Landmark study reveals novel mechanism controlling human tumour growth
Research published in Cancer Research on Wednesday (1 October) reports that messenger RNAs derived from two entirely normal genes, CYCLIN D1 and TROP2, can be joined to form a new hybrid molecule that causes cancer.
Researchers from the Unit of Cancer Pathology, University of Chieti, Italy, discovered a novel mechanism of induction of tumour growth in man. The team, lead by Prof Saverio Alberti, have demonstrated that messenger RNAs derived from two entirely normal genes can be joined to form a novel hybrid molecule, that causes cancer.
CYCLIN D1 is a master controller of cell proliferation, and TROP2, discovered by the Alberti’s team, has been sown to be widely overexpressed in cancers and to stimulate their growth, as reported to the public at the European Cancer Conference (ECCO 14) in Barcelona 2007.
The chimeric RNA is generated by an as yet unknown mechanism. This stimulates the growth of cancer cells, being unrestrained by the normal mechanisms that regulate RNA stability and activity rather than by generating abnormal proteins.
The tumours that mainly express the chimeric RNA are cancers of the stomach, colon, ovary, uterus and kidney, together with a small subgroup of breast cancers.
This discovery debunks the idea that all tumours originate from alterations of DNA, e.g. mutations of driver genes, called oncogenes.
Professor Alberti said: “These results open unexpected perspectives. Tumour prevention has been traditionally based on the prevention of the occurrence of DNA mutations, caused by smoking, solar UV rays or radioactive substances. To prevent two perfectly normal genes from generating a fusion RNA will require additional studies, to decipher the paths that lead to the fusion and their regulatory mechanisms.”

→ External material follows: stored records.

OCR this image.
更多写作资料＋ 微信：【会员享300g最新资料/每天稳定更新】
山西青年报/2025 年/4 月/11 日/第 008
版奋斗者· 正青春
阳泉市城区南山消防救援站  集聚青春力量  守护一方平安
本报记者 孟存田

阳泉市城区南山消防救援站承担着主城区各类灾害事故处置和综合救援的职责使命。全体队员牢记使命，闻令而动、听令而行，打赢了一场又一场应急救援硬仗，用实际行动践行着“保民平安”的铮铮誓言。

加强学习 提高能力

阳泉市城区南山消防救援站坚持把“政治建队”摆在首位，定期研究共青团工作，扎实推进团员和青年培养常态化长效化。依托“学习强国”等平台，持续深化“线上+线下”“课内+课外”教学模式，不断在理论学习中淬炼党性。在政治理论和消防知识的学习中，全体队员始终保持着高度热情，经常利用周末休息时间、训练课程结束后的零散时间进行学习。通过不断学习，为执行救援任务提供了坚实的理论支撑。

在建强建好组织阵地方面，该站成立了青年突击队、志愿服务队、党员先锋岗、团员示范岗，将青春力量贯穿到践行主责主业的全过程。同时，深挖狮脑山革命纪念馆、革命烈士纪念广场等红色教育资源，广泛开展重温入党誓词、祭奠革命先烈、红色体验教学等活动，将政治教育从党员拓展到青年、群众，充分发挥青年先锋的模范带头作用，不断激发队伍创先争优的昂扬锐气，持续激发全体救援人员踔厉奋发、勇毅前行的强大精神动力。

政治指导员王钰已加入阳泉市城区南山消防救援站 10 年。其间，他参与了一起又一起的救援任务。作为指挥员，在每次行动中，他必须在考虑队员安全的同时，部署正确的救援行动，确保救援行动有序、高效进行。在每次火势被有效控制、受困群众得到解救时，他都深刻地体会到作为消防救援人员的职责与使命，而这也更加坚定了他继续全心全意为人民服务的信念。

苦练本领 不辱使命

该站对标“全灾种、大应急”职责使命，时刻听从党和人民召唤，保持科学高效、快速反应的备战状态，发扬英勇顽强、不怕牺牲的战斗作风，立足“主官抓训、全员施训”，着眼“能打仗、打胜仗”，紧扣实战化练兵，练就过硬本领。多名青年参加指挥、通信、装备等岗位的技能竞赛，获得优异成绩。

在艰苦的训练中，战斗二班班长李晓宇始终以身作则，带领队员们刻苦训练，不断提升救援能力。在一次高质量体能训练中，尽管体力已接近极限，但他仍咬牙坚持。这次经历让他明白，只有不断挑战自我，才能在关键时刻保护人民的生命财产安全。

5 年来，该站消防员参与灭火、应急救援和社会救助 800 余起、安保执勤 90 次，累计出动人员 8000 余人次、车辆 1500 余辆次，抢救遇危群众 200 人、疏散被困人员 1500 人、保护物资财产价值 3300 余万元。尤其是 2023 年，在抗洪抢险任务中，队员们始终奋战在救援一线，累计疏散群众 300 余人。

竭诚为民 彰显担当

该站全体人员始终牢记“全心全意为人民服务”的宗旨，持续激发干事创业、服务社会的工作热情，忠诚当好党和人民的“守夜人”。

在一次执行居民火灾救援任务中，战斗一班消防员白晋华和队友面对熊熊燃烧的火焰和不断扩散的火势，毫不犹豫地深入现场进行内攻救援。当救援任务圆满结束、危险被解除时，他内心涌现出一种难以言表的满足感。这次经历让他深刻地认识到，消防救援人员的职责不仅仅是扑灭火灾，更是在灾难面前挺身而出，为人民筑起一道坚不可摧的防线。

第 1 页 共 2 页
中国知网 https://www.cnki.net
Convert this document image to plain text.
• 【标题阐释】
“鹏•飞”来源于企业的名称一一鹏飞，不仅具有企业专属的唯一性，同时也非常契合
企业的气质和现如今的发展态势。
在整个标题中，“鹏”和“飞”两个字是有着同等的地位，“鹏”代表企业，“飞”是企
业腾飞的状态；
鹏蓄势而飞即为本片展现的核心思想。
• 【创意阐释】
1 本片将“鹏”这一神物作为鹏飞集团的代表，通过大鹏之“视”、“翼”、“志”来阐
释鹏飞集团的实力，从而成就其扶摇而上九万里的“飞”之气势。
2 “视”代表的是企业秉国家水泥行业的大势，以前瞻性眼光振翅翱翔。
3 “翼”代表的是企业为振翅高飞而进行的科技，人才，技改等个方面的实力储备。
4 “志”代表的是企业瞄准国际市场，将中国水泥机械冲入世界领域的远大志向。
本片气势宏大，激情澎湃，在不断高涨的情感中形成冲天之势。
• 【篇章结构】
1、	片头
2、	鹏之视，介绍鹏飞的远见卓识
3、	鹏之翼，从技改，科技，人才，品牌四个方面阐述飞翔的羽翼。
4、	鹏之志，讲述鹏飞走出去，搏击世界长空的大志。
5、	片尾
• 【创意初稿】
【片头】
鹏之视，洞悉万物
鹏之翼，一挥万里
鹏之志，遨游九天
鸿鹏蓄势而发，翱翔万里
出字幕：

As the chimeric RNA is unevenly expressed by tumours, novel laboratory tests are required to reveal its presence. An assay has already been developed that can measure the levels of expression of this RNA in a few hours. Work is ongoing to determine if the expression of the hybrid RNA is linked to specific biological characteristics of the expressing tumours, e.g. their aggressiveness or resistance to therapies.
Professor Alberti points out: “These results open up the way for novel cures for cancer. The first, encouraging results have already been obtained. Inhibitory RNAs directed against the joining region selectively abolish the expression of the chimeric messenger RNA. Cancer cells expressing the chimera are killed by the treatment.” The scientists emphasize that even if these results are promising, several steps need to be taken before a viable new drug will be obtained. In particular, efficacy on large numbers of tumours in patients needs to be established, together with the potential toxicity of the novel cures.
Professor Alexander M.M. Eggermont, president of the European CanCer Organisation, commented: “Cancer is commonly considered to be a disease of the genome, whereby mutations of key genes, or oncogenes, induce activation and transformation. Professor Alberti’s findings show that mRNAs from perfectly normal genes, CYCLIN D1 and TROP2, can be fused together and lead to cell transformation and cancer.
“These findings reveal a novel mechanism of gene expression regulation, whereby the chimeric mRNA is unrestrained by the normal mechanisms that regulate RNA stability and activity.
“The chimeric mRNA is expressed in several tumours, and at higher levels in some of the commonest cancers such as stomach, colon, ovary, uterus and kidney. This discovery is very promising as it provides new targets for treating cancer.”